5.21 Homework
One way to extend our simple Wright-Fisher model is to add in selection as a parameter. Selection affects our model by altering the probability of sampling our allele of interest each generation (e.g., positive selection increases the probability, and negative selection decreases it).
Previously, we assumed that this probability was equivalent to the allele’s frequency, or \(p = \frac{i}{N_e}\), where \(N_e\) is the population size and \(i\) is the number of individuals who carry the allele.
For the purposes of this homework, we assume that in a model with selection, this probability is instead:
\[ p = \frac{i(1 + s)}{N_e - i + i(1+s)} \]
where \(s\) is the selection coefficient, and ranges from -1
to 1
.
What does this probability become in the absence of selection (i.e., when \(s = 0\))?
The probability becomes \(\frac{i}{N_e}\), which is the same as the allele frequency.
5.21.0.1 Learning Objectives
- Practice writing functions in R
- Interpret allele frequency trajectories under selection and drift
5.21.0.2 Assignment
In the code block below, modify your run_sim
function so that it takes in a selection coefficient s
as a parameter. Run the simulation a few times with and without (s = 0
) selection, but keeping other parameters the same (Ne = 10000
, freq = 0.5
, generations = 10000
). What do you notice about the allele frequency trajectories?

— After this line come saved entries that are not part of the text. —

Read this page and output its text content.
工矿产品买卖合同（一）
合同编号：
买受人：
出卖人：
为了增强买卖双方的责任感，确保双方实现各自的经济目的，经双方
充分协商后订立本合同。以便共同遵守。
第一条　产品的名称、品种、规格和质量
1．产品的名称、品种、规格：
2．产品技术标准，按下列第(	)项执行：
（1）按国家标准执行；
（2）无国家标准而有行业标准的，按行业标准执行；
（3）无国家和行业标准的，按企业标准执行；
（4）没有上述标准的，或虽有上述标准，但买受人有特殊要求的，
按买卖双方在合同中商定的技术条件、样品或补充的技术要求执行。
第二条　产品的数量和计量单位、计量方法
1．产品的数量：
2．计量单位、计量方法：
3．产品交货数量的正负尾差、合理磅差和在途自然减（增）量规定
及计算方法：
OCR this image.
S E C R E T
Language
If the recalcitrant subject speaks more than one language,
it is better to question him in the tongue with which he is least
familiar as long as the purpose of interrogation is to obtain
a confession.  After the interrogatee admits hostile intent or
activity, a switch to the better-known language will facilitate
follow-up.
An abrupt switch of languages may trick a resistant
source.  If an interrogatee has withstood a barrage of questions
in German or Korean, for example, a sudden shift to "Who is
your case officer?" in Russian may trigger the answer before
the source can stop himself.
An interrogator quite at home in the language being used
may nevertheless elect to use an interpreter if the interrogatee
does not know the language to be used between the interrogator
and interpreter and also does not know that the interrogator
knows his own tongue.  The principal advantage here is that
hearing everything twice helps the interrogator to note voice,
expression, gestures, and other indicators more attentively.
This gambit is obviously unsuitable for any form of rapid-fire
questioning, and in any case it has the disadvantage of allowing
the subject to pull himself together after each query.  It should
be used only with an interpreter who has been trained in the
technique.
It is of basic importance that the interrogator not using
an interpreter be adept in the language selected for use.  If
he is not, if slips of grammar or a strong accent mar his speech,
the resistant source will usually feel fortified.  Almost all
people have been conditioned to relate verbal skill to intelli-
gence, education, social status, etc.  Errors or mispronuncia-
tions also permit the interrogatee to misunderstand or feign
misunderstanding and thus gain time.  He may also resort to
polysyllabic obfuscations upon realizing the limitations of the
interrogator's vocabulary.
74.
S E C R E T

Note that most selection coefficients are thought to be extremely small – the largest known selection coefficients in humans are around 0.05.
Solution
# simulation function with selection
run_sim_selection <- function(Ne, freq, generations, s) {
freq_vector <- freq
for (i in 1:generations) {
# calculate p, the probability of sampling the allele, based on s
i <- freq * Ne # number of individuals who currently carry the allele
p <- i*(1+s) / (Ne - i + i*(1+s))
# prob is now `p`, rather than `freq`
new_freq <- rbinom(n = 1, size = Ne, prob = p) / Ne
freq_vector <- c(freq_vector, new_freq)
freq <- new_freq
}
# convert vector of AFs into a tibble for plotting
sim_results <- tibble(afs = freq_vector,
gen = 1:(generations+1))
# return the tibble of AFs, so that we can access the results
return(sim_results)
}
Run and plot the simulation with selection:
results <- run_sim_selection(Ne = 10000,
freq = 0.5,
generations = 10000,
s = -0.001)
ggplot() +
geom_line(data = results, aes(x = gen, y = afs)) +
ylim(0, 1) +
ylab("Allele frequency") +
xlab("Generation") +
ggtitle("Simulation with selection") +
theme(plot.title = element_text(hjust = 0.5)) # to center the title
Run and plot the simulation without selection:
results <- run_sim_selection(Ne = 10000,
freq = 0.5,
generations = 10000,
s = 0)
ggplot() +
geom_line(data = results, aes(x = gen, y = afs)) +
ylim(0, 1) +
ylab("Allele frequency") +
xlab("Generation") +
ggtitle("Simulation without selection") +
theme(plot.title = element_text(hjust = 0.5)) # to center the title
We observe that selection tends to decrease the time it takes for an allele to either fix or go extinct, because it directionally biases the probability of sampling that allele. Decreasing the absolute value of the selection coefficient will make the simulation behave more like drift.